Chinese officials are usually extremely pedantic about protocol when senior leaders travel abroad, especially when the head of state visits the US. As Susan V Lawrence noted before Xi visited Washington, DC as vice-president in February 2012, Chinese officials want to ensure that the image projected back to domestic audiences is one of a Chinese leader who is able to 'hold his own with the US president and command international respect.'
This matters enormously because the images can be used within the Communist Party to demonstrate US respect for the leader, and thus boost his stature.
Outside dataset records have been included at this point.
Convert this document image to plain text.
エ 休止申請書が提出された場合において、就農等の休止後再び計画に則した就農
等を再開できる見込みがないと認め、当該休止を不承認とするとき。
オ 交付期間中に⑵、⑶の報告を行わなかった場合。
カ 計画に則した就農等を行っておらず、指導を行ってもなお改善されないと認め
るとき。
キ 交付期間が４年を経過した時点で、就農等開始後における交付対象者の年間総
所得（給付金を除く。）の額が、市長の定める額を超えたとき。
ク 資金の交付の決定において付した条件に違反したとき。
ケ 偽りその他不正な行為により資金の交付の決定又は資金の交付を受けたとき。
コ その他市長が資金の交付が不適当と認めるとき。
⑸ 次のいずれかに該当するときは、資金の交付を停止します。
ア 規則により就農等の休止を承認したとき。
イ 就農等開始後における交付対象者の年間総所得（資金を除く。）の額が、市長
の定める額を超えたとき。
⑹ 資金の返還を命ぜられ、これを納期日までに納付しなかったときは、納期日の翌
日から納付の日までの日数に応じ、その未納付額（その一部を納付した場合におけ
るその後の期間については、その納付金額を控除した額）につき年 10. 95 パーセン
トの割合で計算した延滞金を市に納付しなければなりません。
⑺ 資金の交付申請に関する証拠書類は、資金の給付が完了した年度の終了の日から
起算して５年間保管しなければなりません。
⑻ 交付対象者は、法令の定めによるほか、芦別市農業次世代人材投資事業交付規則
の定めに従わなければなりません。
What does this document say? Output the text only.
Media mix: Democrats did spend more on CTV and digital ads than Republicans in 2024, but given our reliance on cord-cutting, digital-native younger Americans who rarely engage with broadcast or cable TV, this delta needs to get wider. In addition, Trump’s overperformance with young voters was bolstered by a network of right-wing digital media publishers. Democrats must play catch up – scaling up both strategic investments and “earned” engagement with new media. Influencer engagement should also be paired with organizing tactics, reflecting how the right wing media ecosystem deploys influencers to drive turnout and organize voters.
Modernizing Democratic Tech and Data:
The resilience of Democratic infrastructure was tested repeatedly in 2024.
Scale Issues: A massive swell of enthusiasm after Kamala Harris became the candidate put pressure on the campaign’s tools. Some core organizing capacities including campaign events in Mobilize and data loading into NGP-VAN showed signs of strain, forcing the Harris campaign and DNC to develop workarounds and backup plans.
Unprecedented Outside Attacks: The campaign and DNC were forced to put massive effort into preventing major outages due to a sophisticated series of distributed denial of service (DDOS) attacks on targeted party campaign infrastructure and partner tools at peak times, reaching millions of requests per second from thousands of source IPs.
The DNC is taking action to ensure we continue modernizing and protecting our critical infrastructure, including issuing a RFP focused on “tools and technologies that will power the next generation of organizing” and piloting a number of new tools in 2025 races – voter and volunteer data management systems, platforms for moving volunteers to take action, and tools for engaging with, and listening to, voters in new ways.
So, why has Xi agreed to this informal setting for his first visit to the US as China's president? Since becoming China's top leader last November, Xi has made it clear that he wants to distinguish himself from his predecessor, Hu Jintao. Hu was known for his stiff, cardboard-like persona. When Xi walked on to the stage for the first time as head of the Chinese Communist Party he was smiling and he gave a speech using ordinary language (without mentioning Marxism a single time). Xi espouses confidence and a jovial demeanour.
Chinese officials' insistence on formality is in part a reflection of the formalistic rituals which were an inherent part of interaction in Chinese traditional and hierarchal society. But I have always interpreted the near-obsession of officials in modern China with protocol as a sign of Chinese insecurity. Despite China's rise, Beijing's leaders continuously seek respect from the West and the US in particular. If Xi is feeling more confident or, more importantly, wants to be perceived as confident and secure in his position, there's no reason to be so insistent on protocol or formality issues.
Will the informal setting make a difference? It could. The intention of the two-day retreat is for the presidents to get to know each other and start building personal trust. There is a bigger chance of this happening if they are not boxed in by formal procedures and protocol.
At least Xi won't suffer the fate of Hu Jintao, who on his first visit to the US as head of state in 2006 was heckled by a Falun Gong protester during the welcome ceremony on the south lawn of the White House. A little later he had to suffer the humiliation of the White House announcer confusing the official name of China with that of Taiwan (Republic of China) when introducing the national anthem.